Nissan licenzia 1.680 dipendenti in Spagna

I sindacati chiedono l'intervento del governo regionale

Nissan licenzia 1.680 dipendenti in Spagna

Da oggi fino al 2010, circa la metà degli organici che attualmente lavorano negli stabilimenti Nissan nella zona franca di Barcellona e di Montcada, in Catalogna, verrà licenziata. Il direttore generale in Spagna della casa giapponese, Fumiaki Matsumoto, ha appena confermato la decisione del marchio di tagliare 1.680 posti di lavoro a causa della grave crisi finanziaria in corso.
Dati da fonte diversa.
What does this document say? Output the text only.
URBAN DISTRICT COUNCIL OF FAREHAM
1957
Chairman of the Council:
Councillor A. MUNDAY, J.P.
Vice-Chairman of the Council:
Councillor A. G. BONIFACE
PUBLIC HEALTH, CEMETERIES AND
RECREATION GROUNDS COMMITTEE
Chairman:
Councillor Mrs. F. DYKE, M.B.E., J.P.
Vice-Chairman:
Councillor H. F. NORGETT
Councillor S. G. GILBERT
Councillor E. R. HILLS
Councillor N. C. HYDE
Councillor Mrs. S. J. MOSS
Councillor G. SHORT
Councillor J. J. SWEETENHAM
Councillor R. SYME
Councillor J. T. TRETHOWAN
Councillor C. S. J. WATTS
Tuttavia il manager non ha precisato se i licenziamenti, che hanno colto di sorpresa i sindacati, avverranno tramite pre-pensionamenti o incentivi alle dimissioni.

La riduzione della produzione, come ha detto Matsumoto, avverà in maniera graduale. I turni quotidiani negli impianti catalani scenderanno da tre a due, tranne che nello stabilimento di Avila, dove verrà mantenuta l'attuale programmazione della linea produttiva.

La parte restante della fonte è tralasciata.